Many Baby Boomers may be falling into the Equity Indexed Annuity Web and may well live to regret it. They are being heavily promoted to Baby Boomers and Seniors often due to the very high commissions being paid to the sellers.

It has taken some time but now it seems the problem with Index Annuities are getting the attention of the SEC. In an article on MarketWatch SEC Weighs Overhaul of ‘Index’ Annuities, it states equity indexed annuities are sold on the idea that;

“Investors benefit from gains in the stock market without any direct risk of losing money when stocks fall.

Last year, investors put $25 billion into indexed annuities. And during the bear market in stocks, it’s been an especially seductive notion.”

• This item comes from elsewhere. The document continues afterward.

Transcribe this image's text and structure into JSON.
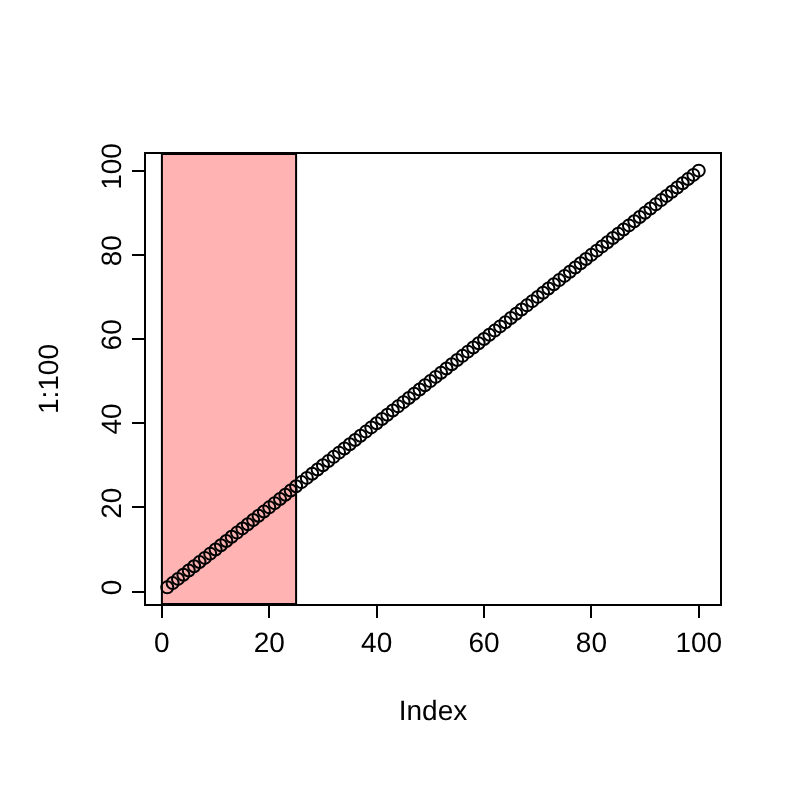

The SEC is getting involved because all is not what it seems with these annuities. High fees and commissions, complex ways of calculating returns, and pre-set caps to limit returns are some of the concerns.

Other concerns are related to disclosure rules that don’t measure up to ensure Baby Boomers are fully informed. Baby Boomer are becoming a prime target.

John Waggoner provides some useful incites into Equity Indexed Annuities and his article, Sometimes, equity-indexed annuities are OK, is well worth reading if you are considering them. He says,

“Equity-indexed annuities offer juicy commissions, which is one reason people like to sell them. And EIAs aren’t regulated by the National Association of Securities Dealers or the Securities and Exchange Commission. Those two reasons alone should get your feet moving. But some EIAs can be OK. Sometimes.”

The SEC web site has something to say on Equity Indexed Annuities too. You should read the information on their web site under Equity-Indexed Annuities. But note,

“Equity-indexed annuities combine features of traditional insurance products (guaranteed minimum return) and traditional securities (return linked to equity markets). Depending on the mix of features, an equity-indexed annuity may or may not be a security. The typical equity-indexed annuity is not registered with the SEC.”

Also read Equity-Indexed Annuities—A Complex Choice which uses the subtitle “Why an Alert on Equity-Indexed Annuities?” with good reason.

Scott Burns article “Equity-indexed annuities sound good, but…” tells you that you are giving your money to an insurance company for a period which is often 10 years. This makes no sense if you are in retirement because you may need that money before the period is up. That’s probably a good reason to avoid them in itself.

Baby Boomers need to look for liquid assets, avoid large losses, get regular income and minimize risk if they can. Index annuities as they are today seem to be a losing game for Baby Boomers in retirement. The only winners are the high commission sales people inviting you to a “FREE” lunch in order to sign you up. The bear market is “heaven sent” to help them convince you too.

Scott Burns also mentions an excellent report put out by Craig McCann (UCLA) and Dengpan Luo (Yale), called, “An Overview of Equity-Indexed Annuities“. As Scott says show it to the Equity Index Annuity Salesperson.